Budapest: Das Mißtrauen ist groß

In den ungarischen Lagern für DDR-Flüchtlinge wächst die Unsicherheit  ■  Aus Budapest Heide Platen

„Scheiße“ - das ist der fast einhellige Tenor nach den täglichen Hinhalte-Pressekonferenzen von Malteser -Hilfsdienst und bundesdeutschem Auswärtigen Amt in Budapest. Sie finden immer noch, ob mit oder ohne Nieselregen, auf der Plattform der Freitreppe der „Kirche der Heiligen Familie“ der Pfarrei Szugliget statt.

Am Montag gleich zweimal.
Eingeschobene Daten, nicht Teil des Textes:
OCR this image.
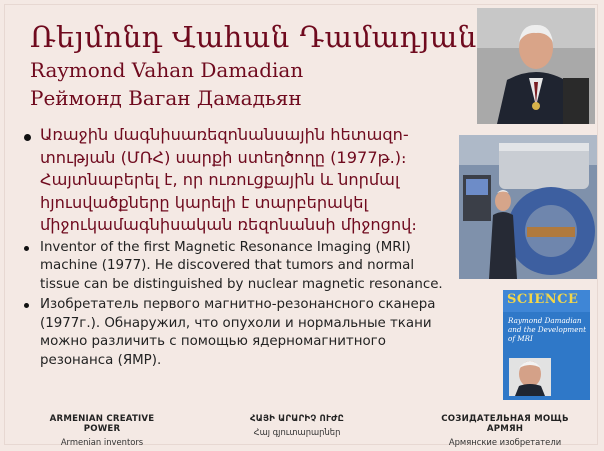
Ռեյմոնդ Վահան Դամադյան
Raymond Vahan Damadian
Реймонд Ваган Дамадьян
Առաջին մագնիսառեզոնանսային հետազո-տության (ՄՌՀ) սարքի ստեղծողը (1977թ.)։ Հայտնաբերել է, որ ուռուցքային և նորմալ հյուսվածքները կարելի է տարբերակել միջուկամագնիսական ռեզոնանսի միջոցով։
Inventor of the first Magnetic Resonance Imaging (MRI) machine (1977). He discovered that tumors and normal tissue can be distinguished by nuclear magnetic resonance.
Изобретатель первого магнитно-резонансного сканера (1977г.). Обнаружил, что опухоли и нормальные ткани можно различить с помощью ядерномагнитного резонанса (ЯМР).
SCIENCE
Raymond Damadian and the Development of MRI
ARMENIAN CREATIVE POWER
Armenian inventors
ՀԱՅԻ ԱՐԱՐԻՉ ՈՒԺԸ
Հայ գյուտարարներ
СОЗИДАТЕЛЬНАЯ МОЩЬ АРМЯН
Армянские изобретатели
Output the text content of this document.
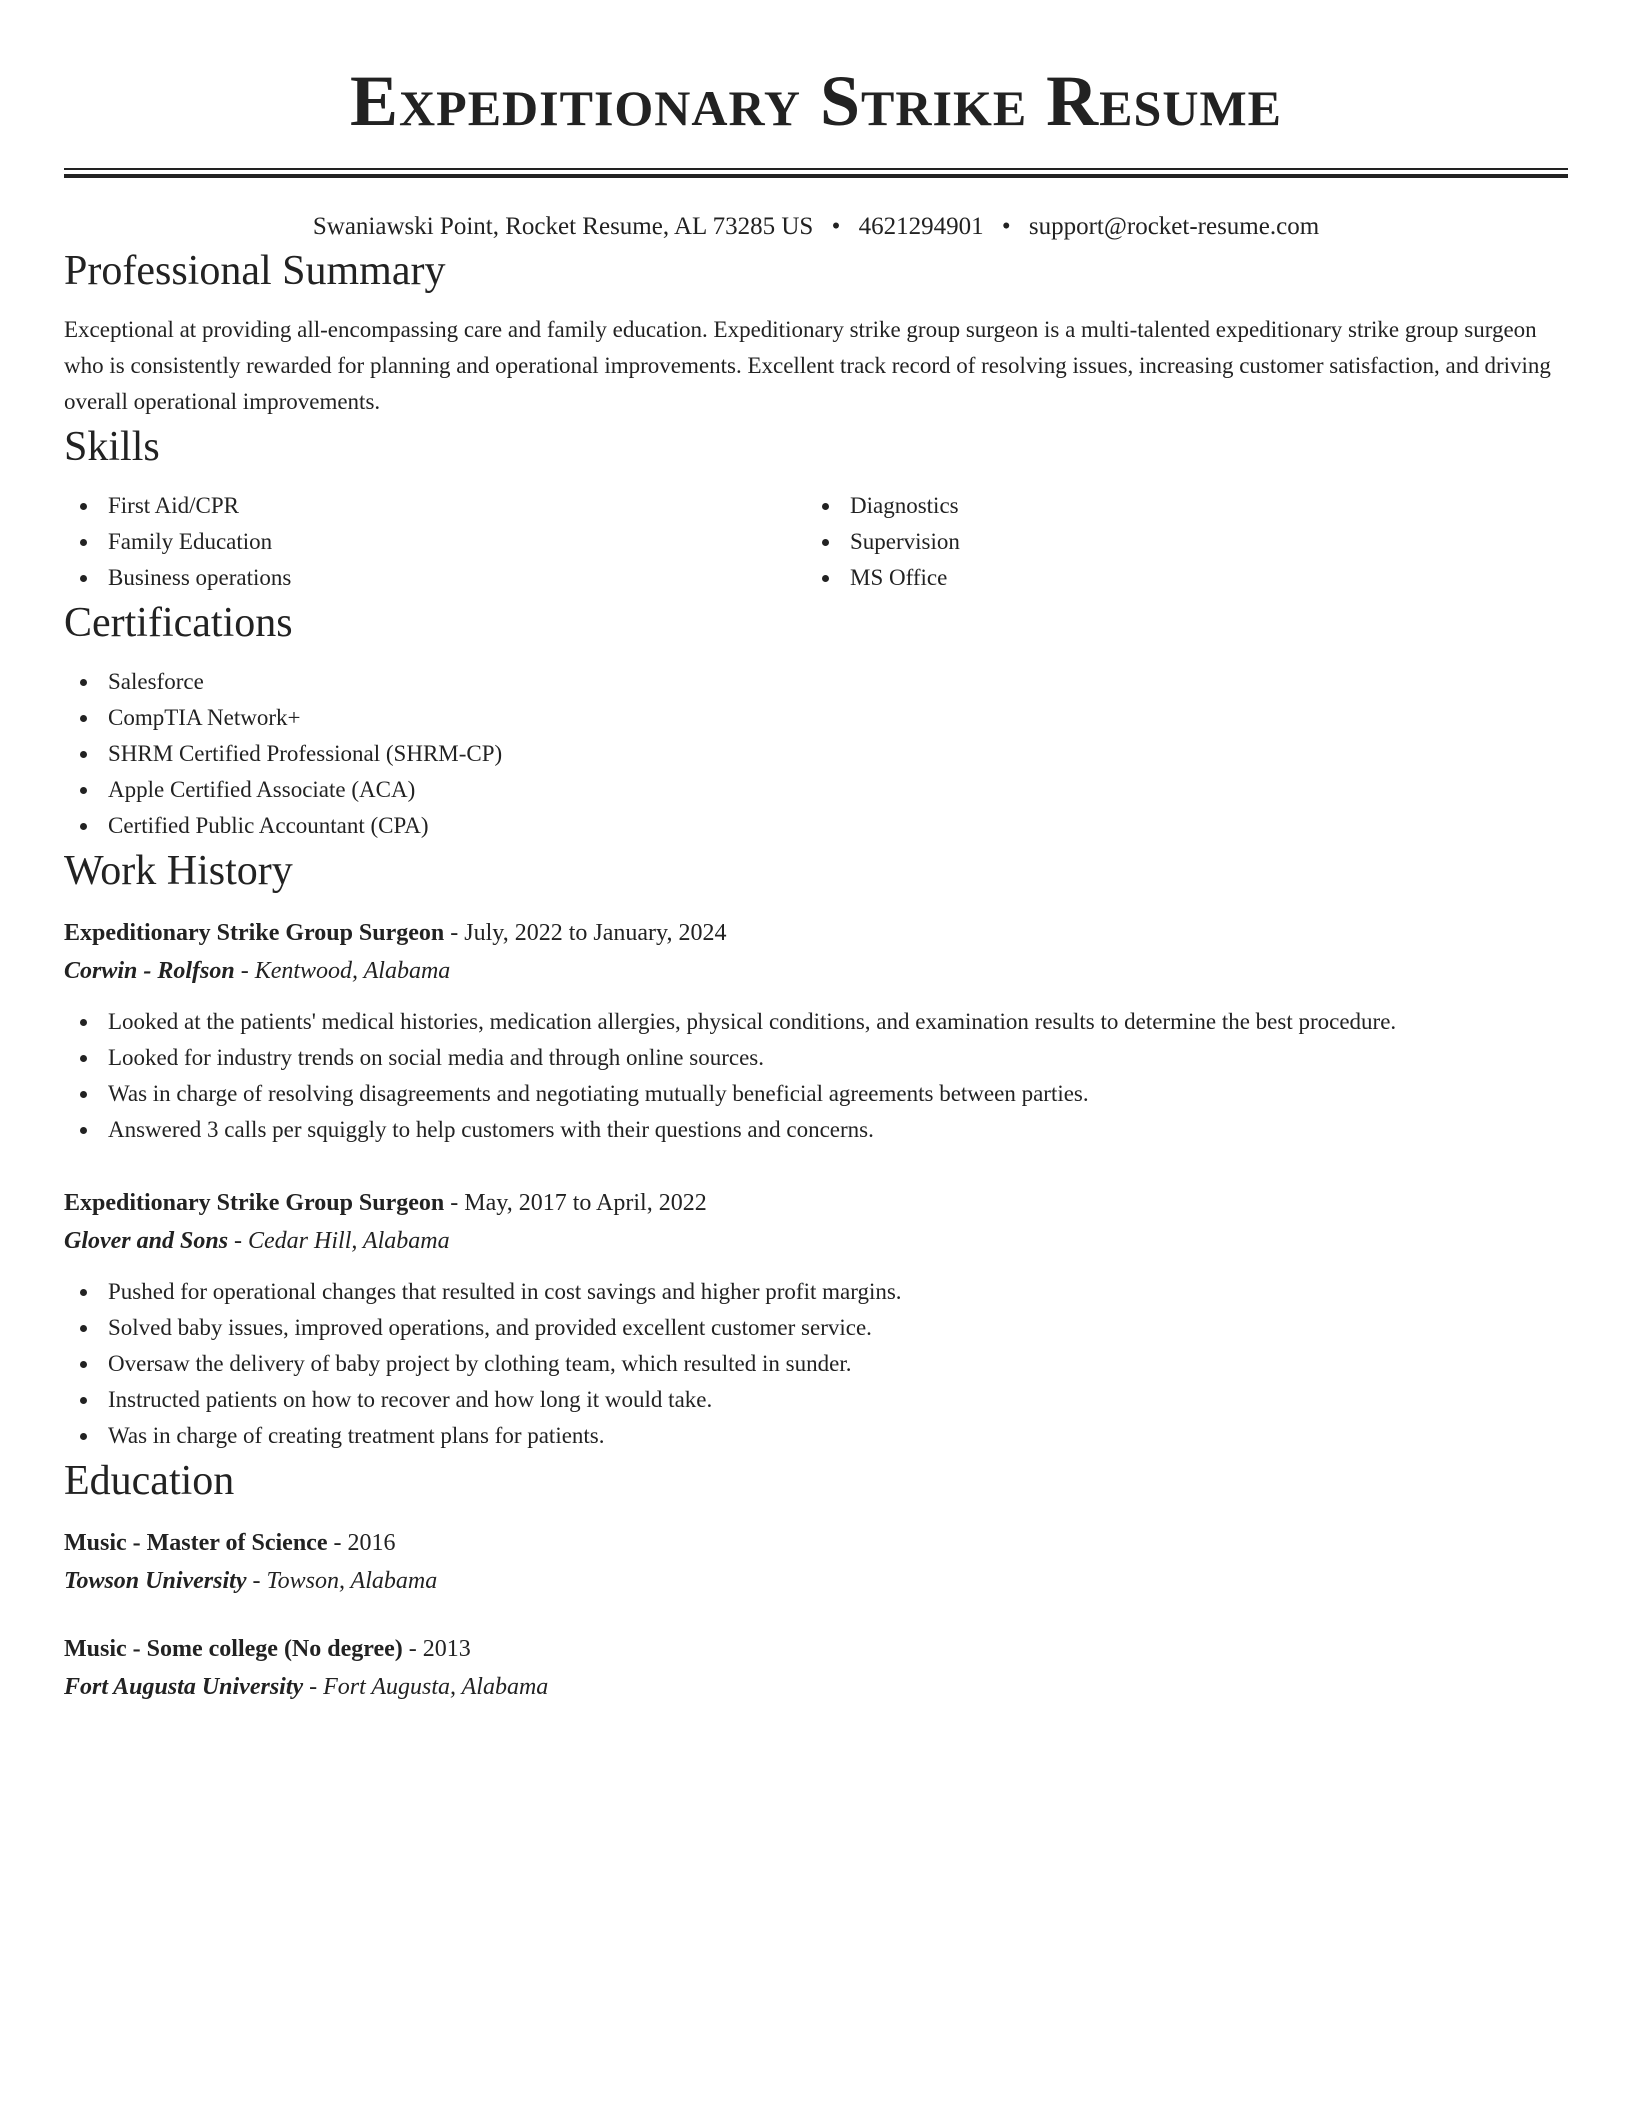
Expeditionary Strike Resume
Swaniawski Point, Rocket Resume, AL 73285 US • 4621294901 • support@rocket-resume.com
Professional Summary

Exceptional at providing all-encompassing care and family education. Expeditionary strike group surgeon is a multi-talented expeditionary strike group surgeon who is consistently rewarded for planning and operational improvements. Excellent track record of resolving issues, increasing customer satisfaction, and driving overall operational improvements.

Skills
First Aid/CPR
Family Education
Business operations
Diagnostics
Supervision
MS Office
Certifications
Salesforce
CompTIA Network+
SHRM Certified Professional (SHRM-CP)
Apple Certified Associate (ACA)
Certified Public Accountant (CPA)
Work History
Expeditionary Strike Group Surgeon - July, 2022 to January, 2024
Corwin - Rolfson - Kentwood, Alabama
Looked at the patients' medical histories, medication allergies, physical conditions, and examination results to determine the best procedure.
Looked for industry trends on social media and through online sources.
Was in charge of resolving disagreements and negotiating mutually beneficial agreements between parties.
Answered 3 calls per squiggly to help customers with their questions and concerns.
Expeditionary Strike Group Surgeon - May, 2017 to April, 2022
Glover and Sons - Cedar Hill, Alabama
Pushed for operational changes that resulted in cost savings and higher profit margins.
Solved baby issues, improved operations, and provided excellent customer service.
Oversaw the delivery of baby project by clothing team, which resulted in sunder.
Instructed patients on how to recover and how long it would take.
Was in charge of creating treatment plans for patients.
Education
Music - Master of Science - 2016
Towson University - Towson, Alabama
Music - Some college (No degree) - 2013
Fort Augusta University - Fort Augusta, Alabama
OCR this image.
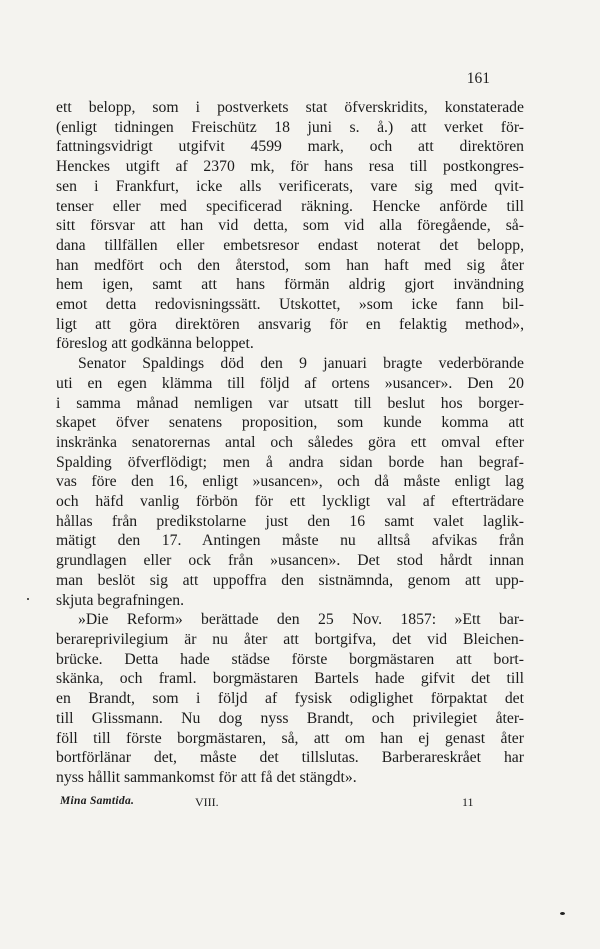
161
ett belopp, som i postverkets stat öfverskridits, konstaterade
(enligt tidningen Freischütz 18 juni s. å.) att verket för-
fattningsvidrigt utgifvit 4599 mark, och att direktören
Henckes utgift af 2370 mk, för hans resa till postkongres-
sen i Frankfurt, icke alls verificerats, vare sig med qvit-
tenser eller med specificerad räkning. Hencke anförde till
sitt försvar att han vid detta, som vid alla föregående, så-
dana tillfällen eller embetsresor endast noterat det belopp,
han medfört och den återstod, som han haft med sig åter
hem igen, samt att hans förmän aldrig gjort invändning
emot detta redovisningssätt. Utskottet, »som icke fann bil-
ligt att göra direktören ansvarig för en felaktig method»,
föreslog att godkänna beloppet.
Senator Spaldings död den 9 januari bragte vederbörande
uti en egen klämma till följd af ortens »usancer». Den 20
i samma månad nemligen var utsatt till beslut hos borger-
skapet öfver senatens proposition, som kunde komma att
inskränka senatorernas antal och således göra ett omval efter
Spalding öfverflödigt; men å andra sidan borde han begraf-
vas före den 16, enligt »usancen», och då måste enligt lag
och häfd vanlig förbön för ett lyckligt val af efterträdare
hållas från predikstolarne just den 16 samt valet laglik-
mätigt den 17. Antingen måste nu alltså afvikas från
grundlagen eller ock från »usancen». Det stod hårdt innan
man beslöt sig att uppoffra den sistnämnda, genom att upp-
skjuta begrafningen.
»Die Reform» berättade den 25 Nov. 1857: »Ett bar-
berareprivilegium är nu åter att bortgifva, det vid Bleichen-
brücke. Detta hade städse förste borgmästaren att bort-
skänka, och framl. borgmästaren Bartels hade gifvit det till
en Brandt, som i följd af fysisk odiglighet förpaktat det
till Glissmann. Nu dog nyss Brandt, och privilegiet åter-
föll till förste borgmästaren, så, att om han ej genast åter
bortförlänar det, måste det tillslutas. Barberareskrået har
nyss hållit sammankomst för att få det stängdt».
Mina Samtida.	VIII.	11
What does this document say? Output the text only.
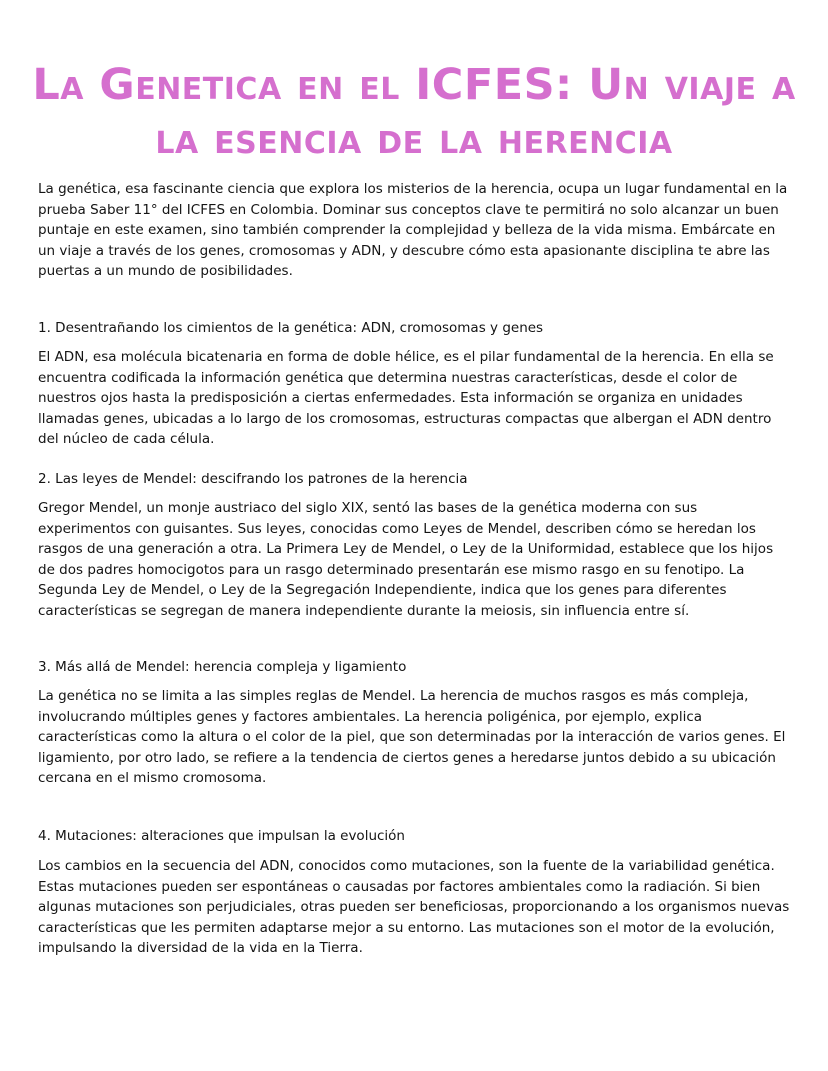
La Genetica en el ICFES: Un viaje a la esencia de la herencia

La genética, esa fascinante ciencia que explora los misterios de la herencia, ocupa un lugar fundamental en la prueba Saber 11° del ICFES en Colombia. Dominar sus conceptos clave te permitirá no solo alcanzar un buen puntaje en este examen, sino también comprender la complejidad y belleza de la vida misma. Embárcate en un viaje a través de los genes, cromosomas y ADN, y descubre cómo esta apasionante disciplina te abre las puertas a un mundo de posibilidades.

1. Desentrañando los cimientos de la genética: ADN, cromosomas y genes

El ADN, esa molécula bicatenaria en forma de doble hélice, es el pilar fundamental de la herencia. En ella se encuentra codificada la información genética que determina nuestras características, desde el color de nuestros ojos hasta la predisposición a ciertas enfermedades. Esta información se organiza en unidades llamadas genes, ubicadas a lo largo de los cromosomas, estructuras compactas que albergan el ADN dentro del núcleo de cada célula.

2. Las leyes de Mendel: descifrando los patrones de la herencia

Gregor Mendel, un monje austriaco del siglo XIX, sentó las bases de la genética moderna con sus experimentos con guisantes. Sus leyes, conocidas como Leyes de Mendel, describen cómo se heredan los rasgos de una generación a otra. La Primera Ley de Mendel, o Ley de la Uniformidad, establece que los hijos de dos padres homocigotos para un rasgo determinado presentarán ese mismo rasgo en su fenotipo. La Segunda Ley de Mendel, o Ley de la Segregación Independiente, indica que los genes para diferentes características se segregan de manera independiente durante la meiosis, sin influencia entre sí.

3. Más allá de Mendel: herencia compleja y ligamiento

La genética no se limita a las simples reglas de Mendel. La herencia de muchos rasgos es más compleja, involucrando múltiples genes y factores ambientales. La herencia poligénica, por ejemplo, explica características como la altura o el color de la piel, que son determinadas por la interacción de varios genes. El ligamiento, por otro lado, se refiere a la tendencia de ciertos genes a heredarse juntos debido a su ubicación cercana en el mismo cromosoma.

4. Mutaciones: alteraciones que impulsan la evolución

Los cambios en la secuencia del ADN, conocidos como mutaciones, son la fuente de la variabilidad genética. Estas mutaciones pueden ser espontáneas o causadas por factores ambientales como la radiación. Si bien algunas mutaciones son perjudiciales, otras pueden ser beneficiosas, proporcionando a los organismos nuevas características que les permiten adaptarse mejor a su entorno. Las mutaciones son el motor de la evolución, impulsando la diversidad de la vida en la Tierra.
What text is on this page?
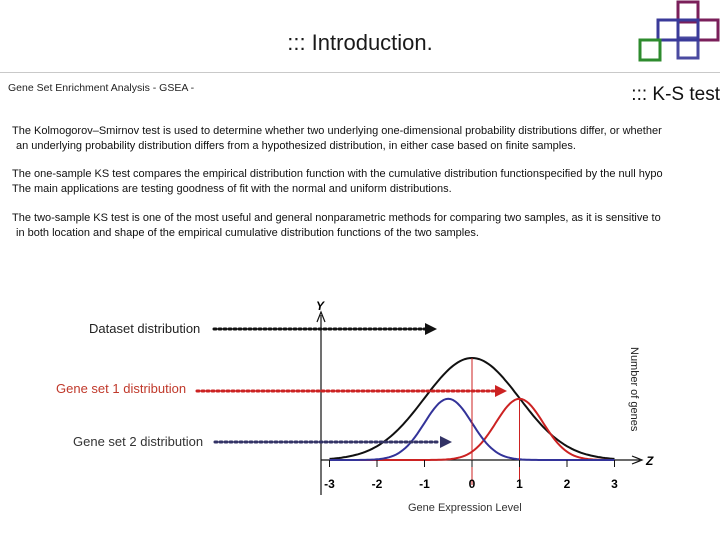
::: Introduction.
Gene Set Enrichment Analysis - GSEA -	::: K-S test
The Kolmogorov–Smirnov test is used to determine whether two underlying one-dimensional probability distributions differ, or whether
an underlying probability distribution differs from a hypothesized distribution, in either case based on finite samples.
The one-sample KS test compares the empirical distribution function with the cumulative distribution functionspecified by the null hypo
The main applications are testing goodness of fit with the normal and uniform distributions.
The two-sample KS test is one of the most useful and general nonparametric methods for comparing two samples, as it is sensitive to
in both location and shape of the empirical cumulative distribution functions of the two samples.
Y
Z
-3	-2	-1	0	1	2	3
Dataset distribution
Gene set 1 distribution
Gene set 2 distribution
Number of genes
Gene Expression Level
Die Produktion von Null- und Tartaren-Meldungen ist vorprogrammiert - oder beabsichtigt. Das Mißtrauen nach allen Seiten ist groß. Das Chaos ist perfekt. In den Lagern, in denen sich in den letzten zwei Tagen - eben gerade wegen des von ungarischen Medien verbreiteten Optimismus - Gelassenheit und Vertrauen auch bei den aufgeregten und uninformierten Neuankömmlingen ausbreitete, gären wieder Unruhe und Angst: „Die schicken uns zurück“, das Horvath-Interview, das bruchstückweise bekannt wird, wird erst gar nicht geglaubt. In aller Besorgnis gibt es am Montag abend noch die Hoffnung, es sei vielleicht doch nicht der neueste Stand der ungarischen Regierungsposition.

Dennoch, die Meldungen beunruhigen. Die DDRler fühlen sich mehr denn je als Spielball der internationalen Politik, der ökonomischen Ost-West-Interessen. Einige verstehen das, die meisten nicht. Eine blonde Frau in Jeansjacke hält auf der Straße vor der Kirche trotzige Reden. Sie war Funktionärin und geißelt die Volkswirtschaft der DDR. Daß sie fliehen wollte, war ihr eigentlich vor ihrer Ungarn-Reise nicht klar: „Ich habe nur mit dem Gedanken gespielt.“ Sie sei in das Lager gekommen, um mal zu gucken, und dann begeistert sie sich. Da habe ein Typ von der BRD-Botschaft gesessen. Und der habe, im krassen Unterschied zur DDR, wirklich zugehört: „Der hat uns ernst genommen“, sagt sie immer wieder. Das habe bei ihr „innen was aufgebrochen“. „Ich konnte auf einmal reden und hatte keine Angst mehr.“ Woran die DDR-Wirtschaft kranke, darüber habe sie sich immer wieder Gedanken gemacht, vieles darüber studiert, aber nicht gewagt, etwas zu sagen, oder gar zu ändern gewußt.